Pan Am ‘First Moon Flights’ Club
Between 1968 and 1971, Pan American World Airways issued over 93,000 “First Moon Flights” Club cards to people eager to reserve a seat on the first commercial flight to the Moon. The cards were free. I was a proud member.
The idea for the club originated with a waiting list that reportedly began in 1964, when Austrian journalist Gerhard Pistor asked a travel agency in Vienna to book him a flight to the Moon. The agency forwarded his request to Pan Am, which accepted the reservation two weeks later and replied that the first flight was expected to depart in the year 2000.
On July 20, 1969, Neil Armstrong became the first human to set foot on the Moon.
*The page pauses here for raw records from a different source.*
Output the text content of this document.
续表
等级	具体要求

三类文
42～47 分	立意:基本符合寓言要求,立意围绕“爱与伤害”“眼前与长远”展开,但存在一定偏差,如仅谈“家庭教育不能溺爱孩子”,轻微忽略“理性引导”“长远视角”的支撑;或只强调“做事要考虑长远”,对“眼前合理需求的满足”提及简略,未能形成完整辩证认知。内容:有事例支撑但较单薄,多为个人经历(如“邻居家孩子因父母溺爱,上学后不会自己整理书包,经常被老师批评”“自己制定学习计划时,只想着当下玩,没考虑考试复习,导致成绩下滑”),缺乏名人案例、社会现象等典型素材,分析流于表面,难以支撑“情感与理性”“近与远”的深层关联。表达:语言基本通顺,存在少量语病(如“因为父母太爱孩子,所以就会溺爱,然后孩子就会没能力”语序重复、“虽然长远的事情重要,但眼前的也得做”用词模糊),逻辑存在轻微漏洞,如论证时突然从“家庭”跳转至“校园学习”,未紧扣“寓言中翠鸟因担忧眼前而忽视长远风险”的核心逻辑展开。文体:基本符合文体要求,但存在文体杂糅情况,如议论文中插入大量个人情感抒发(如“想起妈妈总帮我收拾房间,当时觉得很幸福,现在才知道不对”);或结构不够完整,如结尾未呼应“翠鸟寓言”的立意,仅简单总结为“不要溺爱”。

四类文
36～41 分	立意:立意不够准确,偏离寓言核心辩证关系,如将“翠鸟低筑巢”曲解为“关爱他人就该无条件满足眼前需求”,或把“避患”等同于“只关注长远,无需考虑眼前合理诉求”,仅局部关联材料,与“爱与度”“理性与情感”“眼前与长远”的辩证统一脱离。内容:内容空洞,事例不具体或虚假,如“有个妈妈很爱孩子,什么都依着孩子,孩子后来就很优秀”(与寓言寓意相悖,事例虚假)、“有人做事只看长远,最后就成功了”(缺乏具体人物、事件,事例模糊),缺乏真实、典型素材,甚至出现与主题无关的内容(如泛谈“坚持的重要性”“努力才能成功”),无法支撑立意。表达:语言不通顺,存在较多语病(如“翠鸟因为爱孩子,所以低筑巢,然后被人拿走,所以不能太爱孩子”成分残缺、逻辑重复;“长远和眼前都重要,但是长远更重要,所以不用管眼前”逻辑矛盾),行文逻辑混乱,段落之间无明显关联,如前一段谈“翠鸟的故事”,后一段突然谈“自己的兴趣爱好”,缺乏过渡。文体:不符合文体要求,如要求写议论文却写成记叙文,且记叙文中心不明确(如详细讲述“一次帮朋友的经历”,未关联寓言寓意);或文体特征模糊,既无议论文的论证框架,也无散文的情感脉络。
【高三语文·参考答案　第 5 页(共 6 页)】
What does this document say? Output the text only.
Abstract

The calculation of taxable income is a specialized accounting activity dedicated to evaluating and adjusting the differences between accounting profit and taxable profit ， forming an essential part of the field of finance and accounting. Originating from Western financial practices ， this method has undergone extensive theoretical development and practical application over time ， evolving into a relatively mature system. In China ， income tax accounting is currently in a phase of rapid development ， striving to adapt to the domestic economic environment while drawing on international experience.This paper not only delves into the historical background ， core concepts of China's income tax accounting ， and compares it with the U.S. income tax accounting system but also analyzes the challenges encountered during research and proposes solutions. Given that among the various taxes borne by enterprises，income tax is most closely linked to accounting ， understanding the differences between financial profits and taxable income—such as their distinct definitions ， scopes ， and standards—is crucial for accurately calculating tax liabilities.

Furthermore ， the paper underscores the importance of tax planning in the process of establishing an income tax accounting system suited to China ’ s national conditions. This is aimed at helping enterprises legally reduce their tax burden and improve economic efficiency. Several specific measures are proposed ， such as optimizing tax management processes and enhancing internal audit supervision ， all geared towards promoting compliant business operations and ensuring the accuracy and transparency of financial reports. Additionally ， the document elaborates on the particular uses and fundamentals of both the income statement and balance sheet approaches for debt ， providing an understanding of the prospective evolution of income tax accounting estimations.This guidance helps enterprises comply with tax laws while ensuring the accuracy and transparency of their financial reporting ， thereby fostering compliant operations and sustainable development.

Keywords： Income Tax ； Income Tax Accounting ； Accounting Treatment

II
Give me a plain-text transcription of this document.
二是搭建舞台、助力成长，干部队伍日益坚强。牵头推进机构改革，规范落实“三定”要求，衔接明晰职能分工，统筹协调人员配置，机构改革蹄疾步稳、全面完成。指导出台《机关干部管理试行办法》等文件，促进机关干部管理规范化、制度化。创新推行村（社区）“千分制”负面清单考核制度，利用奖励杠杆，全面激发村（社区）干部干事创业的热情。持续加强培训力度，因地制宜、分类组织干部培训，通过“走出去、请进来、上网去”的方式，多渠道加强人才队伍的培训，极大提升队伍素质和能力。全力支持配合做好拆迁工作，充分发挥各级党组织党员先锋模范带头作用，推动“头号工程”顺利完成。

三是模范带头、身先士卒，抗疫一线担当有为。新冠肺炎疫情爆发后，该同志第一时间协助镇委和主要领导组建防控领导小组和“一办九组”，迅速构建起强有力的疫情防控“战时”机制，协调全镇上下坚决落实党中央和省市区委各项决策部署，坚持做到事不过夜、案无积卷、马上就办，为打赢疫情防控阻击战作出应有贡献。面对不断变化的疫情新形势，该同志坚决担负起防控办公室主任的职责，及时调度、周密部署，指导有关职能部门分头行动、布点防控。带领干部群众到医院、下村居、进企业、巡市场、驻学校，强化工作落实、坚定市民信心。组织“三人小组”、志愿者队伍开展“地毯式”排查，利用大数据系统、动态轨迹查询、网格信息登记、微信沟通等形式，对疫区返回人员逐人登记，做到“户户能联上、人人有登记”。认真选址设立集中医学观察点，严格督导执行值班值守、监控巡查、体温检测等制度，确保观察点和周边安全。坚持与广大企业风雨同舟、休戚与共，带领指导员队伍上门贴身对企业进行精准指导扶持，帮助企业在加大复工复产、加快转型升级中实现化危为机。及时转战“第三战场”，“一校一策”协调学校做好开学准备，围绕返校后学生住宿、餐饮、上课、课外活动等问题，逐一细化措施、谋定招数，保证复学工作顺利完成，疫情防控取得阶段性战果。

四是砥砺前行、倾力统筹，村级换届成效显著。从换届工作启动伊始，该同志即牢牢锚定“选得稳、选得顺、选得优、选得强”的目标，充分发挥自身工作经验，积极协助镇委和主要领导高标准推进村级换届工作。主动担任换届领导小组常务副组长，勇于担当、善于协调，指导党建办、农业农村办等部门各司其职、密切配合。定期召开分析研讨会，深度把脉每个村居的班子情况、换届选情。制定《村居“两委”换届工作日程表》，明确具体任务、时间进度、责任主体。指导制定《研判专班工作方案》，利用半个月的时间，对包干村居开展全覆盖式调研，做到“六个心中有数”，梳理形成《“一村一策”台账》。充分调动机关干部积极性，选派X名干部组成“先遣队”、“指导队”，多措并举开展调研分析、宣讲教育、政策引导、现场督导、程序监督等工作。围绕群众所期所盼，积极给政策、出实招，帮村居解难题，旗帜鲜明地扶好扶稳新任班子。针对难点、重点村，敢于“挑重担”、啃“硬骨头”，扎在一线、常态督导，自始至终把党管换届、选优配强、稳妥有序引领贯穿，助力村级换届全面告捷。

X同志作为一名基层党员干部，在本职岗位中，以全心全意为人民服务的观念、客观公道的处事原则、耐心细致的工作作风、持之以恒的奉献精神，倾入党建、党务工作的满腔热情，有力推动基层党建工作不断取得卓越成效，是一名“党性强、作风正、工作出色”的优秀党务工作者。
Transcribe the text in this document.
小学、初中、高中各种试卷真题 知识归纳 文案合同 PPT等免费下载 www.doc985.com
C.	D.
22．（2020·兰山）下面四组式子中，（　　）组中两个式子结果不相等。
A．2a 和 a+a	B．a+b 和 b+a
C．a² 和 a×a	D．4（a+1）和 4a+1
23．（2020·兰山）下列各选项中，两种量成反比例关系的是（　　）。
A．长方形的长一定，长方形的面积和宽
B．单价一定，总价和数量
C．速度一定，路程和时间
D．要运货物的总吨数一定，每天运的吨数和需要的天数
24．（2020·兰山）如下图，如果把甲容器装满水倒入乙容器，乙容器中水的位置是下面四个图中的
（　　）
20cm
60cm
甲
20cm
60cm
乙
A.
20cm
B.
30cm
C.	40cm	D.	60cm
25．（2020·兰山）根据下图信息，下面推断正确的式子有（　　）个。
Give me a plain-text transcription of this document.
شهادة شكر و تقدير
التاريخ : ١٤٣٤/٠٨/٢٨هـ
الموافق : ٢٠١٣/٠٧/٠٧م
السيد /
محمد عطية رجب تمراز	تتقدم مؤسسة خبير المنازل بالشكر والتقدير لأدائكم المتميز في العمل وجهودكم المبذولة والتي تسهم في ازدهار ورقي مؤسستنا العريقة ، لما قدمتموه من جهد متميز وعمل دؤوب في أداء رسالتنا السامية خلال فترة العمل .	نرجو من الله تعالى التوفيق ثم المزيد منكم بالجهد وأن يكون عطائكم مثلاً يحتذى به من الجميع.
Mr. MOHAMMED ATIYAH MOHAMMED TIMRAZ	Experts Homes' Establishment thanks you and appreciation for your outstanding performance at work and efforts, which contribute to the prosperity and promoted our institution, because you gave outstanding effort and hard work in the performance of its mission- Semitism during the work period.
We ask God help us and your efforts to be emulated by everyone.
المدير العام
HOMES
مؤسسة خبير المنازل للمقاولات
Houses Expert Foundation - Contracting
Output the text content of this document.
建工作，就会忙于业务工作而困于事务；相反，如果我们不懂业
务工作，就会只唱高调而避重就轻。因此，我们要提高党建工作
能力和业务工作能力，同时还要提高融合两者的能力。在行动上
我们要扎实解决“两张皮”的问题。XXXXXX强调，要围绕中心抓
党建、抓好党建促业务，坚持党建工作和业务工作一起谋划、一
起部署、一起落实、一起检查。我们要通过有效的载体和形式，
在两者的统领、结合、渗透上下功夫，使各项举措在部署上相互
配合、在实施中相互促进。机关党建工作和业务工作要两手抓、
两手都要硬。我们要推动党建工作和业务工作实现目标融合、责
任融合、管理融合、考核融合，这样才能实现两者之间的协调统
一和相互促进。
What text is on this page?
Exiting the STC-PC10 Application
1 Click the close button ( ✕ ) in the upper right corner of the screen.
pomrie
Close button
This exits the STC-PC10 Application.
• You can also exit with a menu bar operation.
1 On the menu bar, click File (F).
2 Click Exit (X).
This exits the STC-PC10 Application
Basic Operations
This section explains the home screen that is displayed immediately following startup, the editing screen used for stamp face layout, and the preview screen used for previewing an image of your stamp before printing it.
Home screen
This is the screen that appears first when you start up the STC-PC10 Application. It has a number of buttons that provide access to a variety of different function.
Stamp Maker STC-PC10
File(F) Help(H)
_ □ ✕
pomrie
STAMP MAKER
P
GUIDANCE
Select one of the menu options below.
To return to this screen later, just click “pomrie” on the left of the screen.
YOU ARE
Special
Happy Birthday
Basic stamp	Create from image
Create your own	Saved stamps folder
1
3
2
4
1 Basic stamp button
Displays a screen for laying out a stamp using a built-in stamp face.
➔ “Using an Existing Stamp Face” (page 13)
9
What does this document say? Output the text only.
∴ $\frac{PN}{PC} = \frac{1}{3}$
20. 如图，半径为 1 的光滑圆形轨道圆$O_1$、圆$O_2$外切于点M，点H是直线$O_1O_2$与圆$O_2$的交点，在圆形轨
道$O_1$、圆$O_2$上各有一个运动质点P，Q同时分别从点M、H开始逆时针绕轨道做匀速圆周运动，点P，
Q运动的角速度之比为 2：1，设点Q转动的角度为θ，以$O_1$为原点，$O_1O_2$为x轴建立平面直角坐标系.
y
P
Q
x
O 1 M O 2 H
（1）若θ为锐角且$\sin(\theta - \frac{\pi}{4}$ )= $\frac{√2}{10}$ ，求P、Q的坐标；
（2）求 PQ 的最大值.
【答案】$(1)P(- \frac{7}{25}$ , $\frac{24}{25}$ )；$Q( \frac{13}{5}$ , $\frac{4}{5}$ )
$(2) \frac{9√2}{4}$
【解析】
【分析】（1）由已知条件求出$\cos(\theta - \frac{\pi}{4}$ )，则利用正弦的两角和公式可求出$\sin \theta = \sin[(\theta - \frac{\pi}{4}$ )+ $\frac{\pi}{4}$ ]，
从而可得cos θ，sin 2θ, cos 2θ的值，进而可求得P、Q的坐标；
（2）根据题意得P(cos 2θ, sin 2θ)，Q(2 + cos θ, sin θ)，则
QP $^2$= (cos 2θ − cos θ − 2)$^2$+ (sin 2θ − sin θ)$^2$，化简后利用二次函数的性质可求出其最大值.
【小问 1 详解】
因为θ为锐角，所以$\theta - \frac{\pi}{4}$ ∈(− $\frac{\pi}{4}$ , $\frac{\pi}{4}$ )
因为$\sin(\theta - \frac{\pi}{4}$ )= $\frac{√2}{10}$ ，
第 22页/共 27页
Just weeks later, on September 9, 1969, the U.S. Postal Service issued a 10-cent postage stamp depicting an astronaut walking on the Moon’s surface. Called the “First Man on the Moon” stamp, it was the largest U.S. stamp issued up to that time. According to the National Postal Museum, it was made from the same master die the astronauts had taken with them to the Moon.
Pan Am sent members of the “First Moon Flights” Club a “First Day of Issue” envelope featuring the stamp. I was thrilled to receive mine and have kept it all these years. I now doubt I’ll ever make it to the Moon — but it was an exciting thought while it lasted.
Sadly, Pan Am didn’t survive. It declared bankruptcy in 1991.